When you run the root command
A user knows that that the LSST pipeline is packaged in the lsst
command. But that user doesn’t really know anything else; let alone how to run the pipeline.
The natural thing is to just type at the command line:
> lsst
When this happens, we help the user! The root command prints out a small help message pointing to the online task documentation. It also goes a step further, and prints out a list of all available command line tasks.
Now without even reading the docs, the user has a list of commands to try.
(Note: to be idiomatic and safe, lsst --help
will do the same thing)
Getting help on running a task
So the user knows the commands, but how are they run and what do they do? The initial help message will the user to try any command with the help
verb, as in:
> lsst help process-ccd
This will show user-oriented task documentation, including a usage example, and a list of arguments and their defaults.
Note that this documentation should include a schematic flow of any subtasks called. The argument list should include arguments associated with the subtasks.
Since the total collection of arguments might be overwhelming, some arguments may be labeled as ‘superuser arguments’ and their defaults often assumed to be correct. By default these superuser arguments would be omitted from the help
printout.
> lsst help --all process-ccd
would reveal them.
Similarly, a user might want to filter the command line help to just the base package or a certain subtask. These commands would help with that
# only arguments for process-ccd itself
> lsst help --base process-ccd
# help for isr,calibrate subtasks.
> lsst help --sub isr,calibrate process-ccd
Graphical task help
The terminal has limited information bandwidth. Instead, we could use the show
verb:
> lsst show process-ccd [args]
This launches a local static web page showing the pipeline, including task help and the values of arguments as currently set on the command line.
This is an improvement on the docs that I can ship with the LSST Stack Docs because these docs will reflect the actual state of a task given the current configuration, including redirected tasks and what arguments have been set to non-default values.
Graphical task composition
The static web server help provided by lsst show process-ccd
was nice, but why settle?
The command
> lsst compose process-ccd
launches a graphical task composer. That is, a local python server is booted up. In this local web app, the user can actually configure and preview the task pipeline.
The user could graphically redirect a subtask to another one and dynamically see the new options that are needed.
The user could also see exactly what data would be processed given Butler data id selectors.
Once the user was satisfied, that pipeline configuration could be exported from the local web app so that the user could immediately run the pipeline in the command line.
Architectural requirements
This discussion is deliberately not about implementation, but rather about experience. Nonetheless, the experience requires these pieces of infrastructure to be implemented:
- There needs to be a task registry that not only LSST stack tasks plug into, but any third-part
obs_
tasks etc plug into as well. This will allow thelsst
command to show a listing of all commands, and forlsst compose
to help a user redirect subtasks by showing tasks available. - Tasks not long exist as command line scripts, but as Python modules that follow a task protocol/API.

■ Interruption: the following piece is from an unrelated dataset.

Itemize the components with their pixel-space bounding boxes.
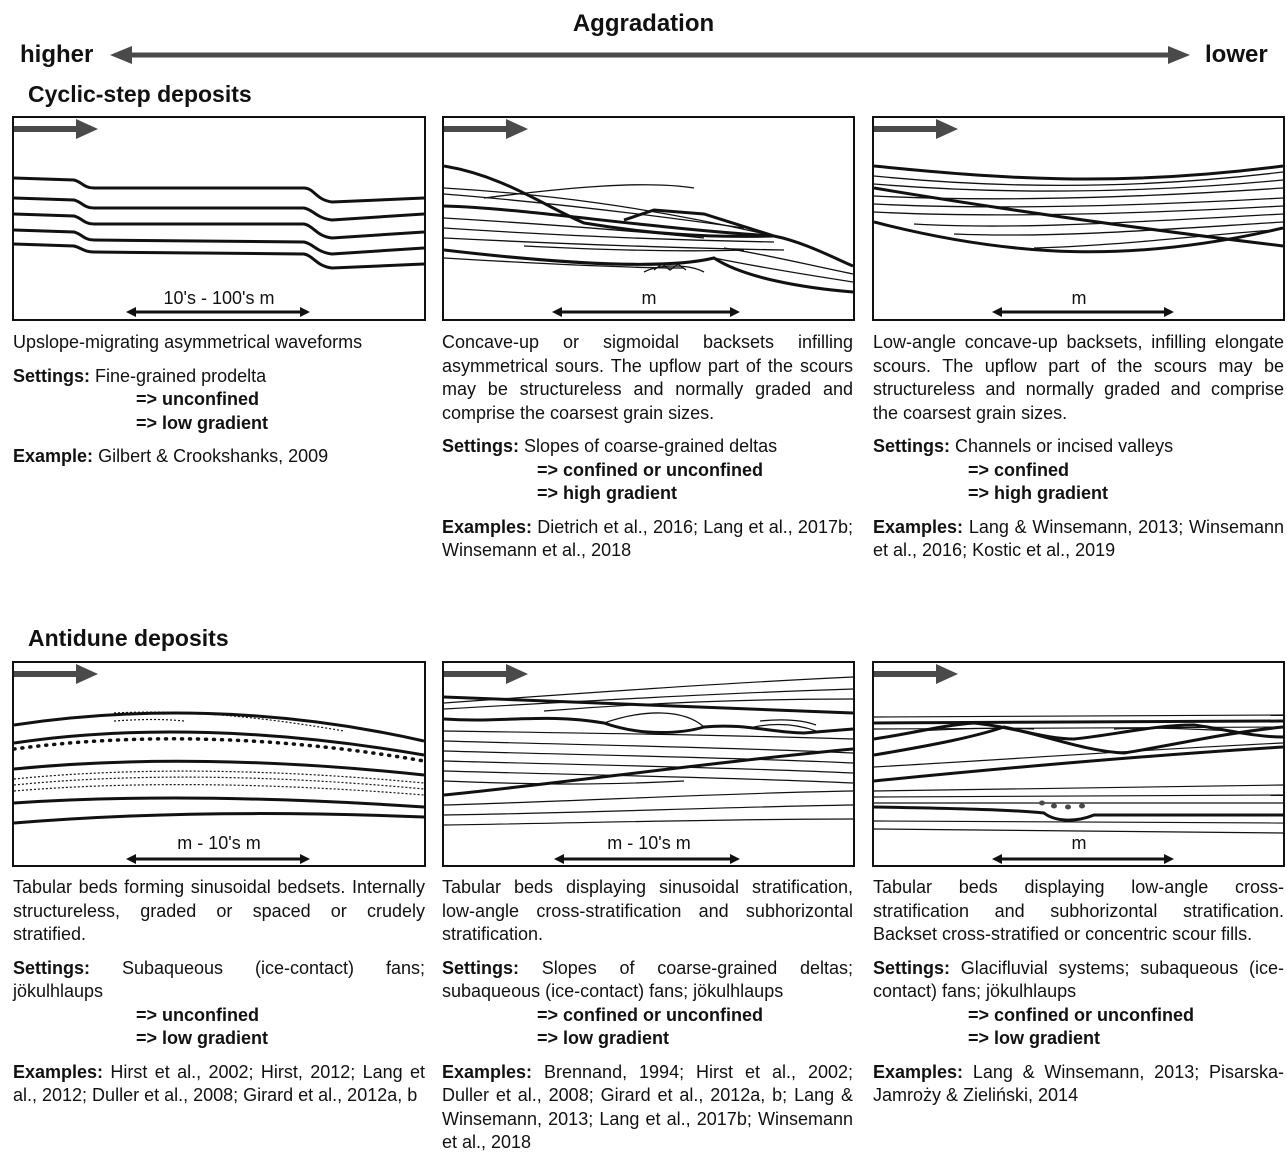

- There needs to be an API for tasks to expose their processing task pipeline DAG, as currently configured.
Closing
I’ve designed a command line task architecture not by considering the implementation details, but by instead considering the user experience. I’ve given a realization of what UX thinking might give you. But even if this specific command line UI is not adopted, I stress that UX thinking should be used when implementing any changes to the command line task architecture.
I also think that tasks should be viewed and designed as a cohesive whole. Tasks shouldn’t just be created to suit a need and figuratively thrown into a bin/ directory. Tasks should serve as a unified vocabulary for processing data.